Tyki Mikk apparut dans toute sa splendeur, vêtu de la même façon que l'était le porte-clés, c'est-à-dire dans une chemise blanche assez ample, un pantalon classique noir et une paire de chaussures de la même couleur. Un grand sourire s'étalait sur son visage bronzé tandis qu'il faisait face au sorcier qui l'observait.
Le métisse se réjouit de pouvoir à nouveau marcher dans son vrai corps après avoir été sous la forme que lui avait donné sa nièce – ou sœur, c'est à voir selon les préférences.
« _ Je ne crois pas vous avoir déjà vu Monsieur, déclara simplement Dumbledore en plissant les yeux. Même si je savais que vous étiez toujours avec Allen.
_ Ohhh ! Déclara Tyki. Vous aviez remarqué ma présence Mr Dumbledore. Merci de n'avoir rien dit.
_ J'allais le faire mais je n'ai pas senti d'intention néfaste venant de vous et j'en ai déduit que vous n'étiez pas notre ennemi.
_ Excellente conclusion. Je suis venu aider le Shônen à détruire les Akuma.
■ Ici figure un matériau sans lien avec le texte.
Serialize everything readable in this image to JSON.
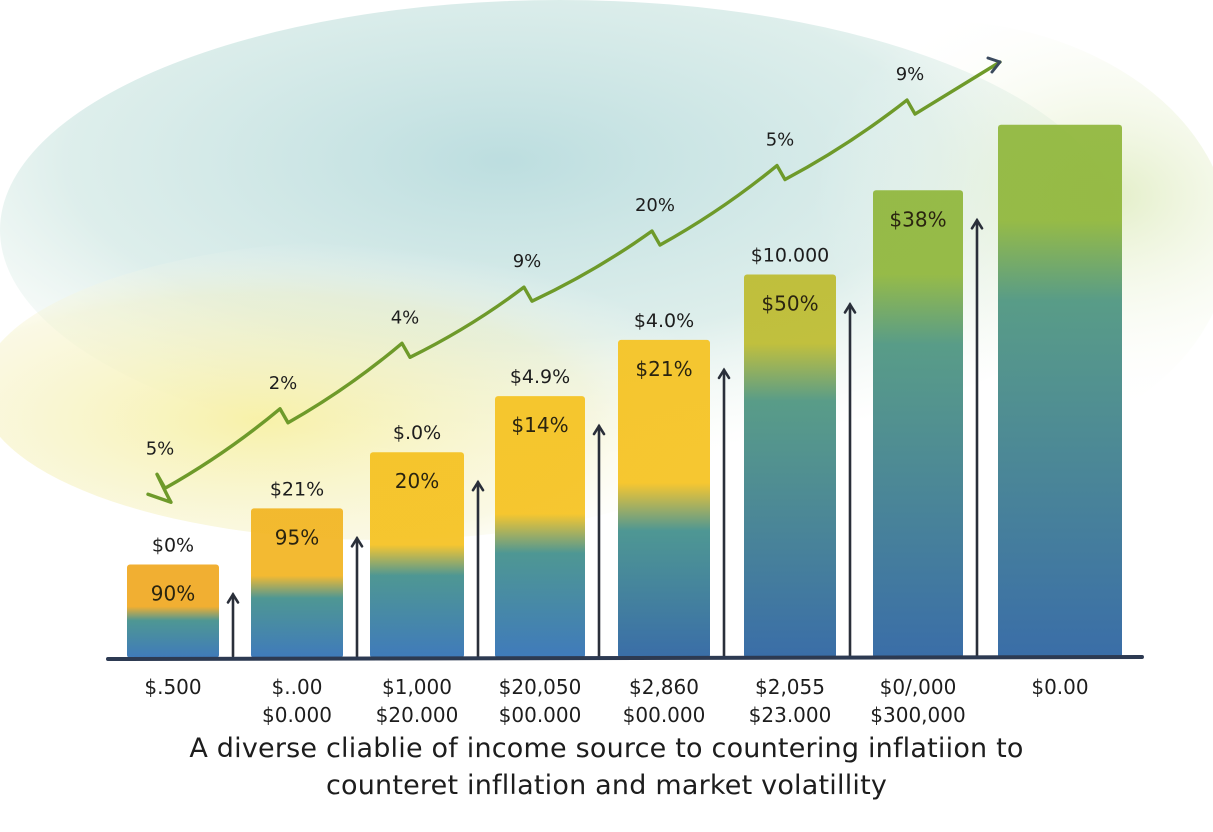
{
  "chart_data": {
    "type": "bar",
    "categories": [
      [
        "$.500",
        ""
      ],
      [
        "$..00",
        "$0.000"
      ],
      [
        "$1,000",
        "$20.000"
      ],
      [
        "$20,050",
        "$00.000"
      ],
      [
        "$2,860",
        "$00.000"
      ],
      [
        "$2,055",
        "$23.000"
      ],
      [
        "$0/,000",
        "$300,000"
      ],
      [
        "$0.00",
        ""
      ]
    ],
    "bars": [
      {
        "value": 1.0,
        "top_label": "$0%",
        "inner_label": "90%"
      },
      {
        "value": 1.6,
        "top_label": "$21%",
        "inner_label": "95%"
      },
      {
        "value": 2.2,
        "top_label": "$.0%",
        "inner_label": "20%"
      },
      {
        "value": 2.8,
        "top_label": "$4.9%",
        "inner_label": "$14%"
      },
      {
        "value": 3.4,
        "top_label": "$4.0%",
        "inner_label": "$21%"
      },
      {
        "value": 4.1,
        "top_label": "$10.000",
        "inner_label": "$50%"
      },
      {
        "value": 5.0,
        "top_label": "",
        "inner_label": "$38%"
      },
      {
        "value": 5.7,
        "top_label": "",
        "inner_label": ""
      }
    ],
    "trend_line": {
      "labels": [
        "5%",
        "2%",
        "4%",
        "9%",
        "20%",
        "5%",
        "9%"
      ],
      "values": [
        1.9,
        2.6,
        3.3,
        3.9,
        4.5,
        5.2,
        5.9
      ]
    },
    "ylim": [
      0,
      6.2
    ],
    "title": "",
    "xlabel": "",
    "ylabel": "",
    "grid": false,
    "legend": "none"
  },
  "caption": {
    "line1": "A diverse cliablie of income source to countering inflatiion to",
    "line2": "counteret infllation and market volatillity"
  },
  "colors": {
    "yellow": "#f5c21f",
    "orange": "#f0a820",
    "green": "#8fb63a",
    "teal": "#3f8e8a",
    "blue": "#2f6fb5",
    "navy": "#1c3f6e",
    "trend": "#6e9a2a",
    "ink": "#1d1d1d"
  }
}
Mais comme nos supérieurs ont… disons… quelques désaccords, Allen n'est pas au courant de ma présence ici… Du moins, pas encore mais ça ne saurait tarder.
_ Vous voulez donc détruire les Akuma ? Demanda le sorcier.
_ Tout à fait. Et j'en ai les moyens.
_ Vous possédez une Innocence ?
_ Pas tout à fait mais j'ai un pouvoir qui permet également de détruire les Akuma.
_ Et pourquoi venez-vous me voir maintenant ?
_ J'ai besoin de vous pour quelque chose, confia sournoisement Tyki. Et vous êtes le seul à pouvoir m'aider. »
Dumbledore fronça les sourcils. Qu'allait-il lui demander ?
Voilà le chapitre 2 revisité. J'espère qu'il vous a tout autant plus que le premier. D'après les reviews (et merci de m'en avoir mis. Ca me fait très plaisir) le chapitre 1 est mieux (tant mieux parce que sinon, engager une bêta ne sert à rien). Mais j'ai pas l'intention de virer Enna-chan! Qu'est-ce que vous êtes en train de penser?! Vous avez pas vu son talent! C'est une putain de déesse de l'écriture cette fille! Et je ne l'a partage pas!
- Enna...
si tu lis ce message, c'est que je suis morte... euh non! c'est que j'ai posté le chapitre et que j'ai consommé préalablement du chocolat noir à 72% et donc que mon cerveau entre dans une sorte d'abysse du désespoir où je me dit "pourquoi j'ai mangé du chocolat noir à 72%? Pourquoi 72%? Pourquoi pas 70? C'est un chiffre rond ça, au moins!" et que ma folie prend peu à peu mon coeur et mon corps. Je vais donc cliquer sur le bouton "posté" parce qu'au moment où j'écris ce message, ce n'est pas encore posté et j'ai donc encore le temps de mourir de mon désespoir chocolaté mais ça, on s'en fout. Je suis désolée que ma crise de chocolat t'ait touchée. Ne prends pas mes dires en comptes. Ils ne valent rien. Adieu... et merci... ... ... ... ... ... ... merde... où est le bouton "posté"?!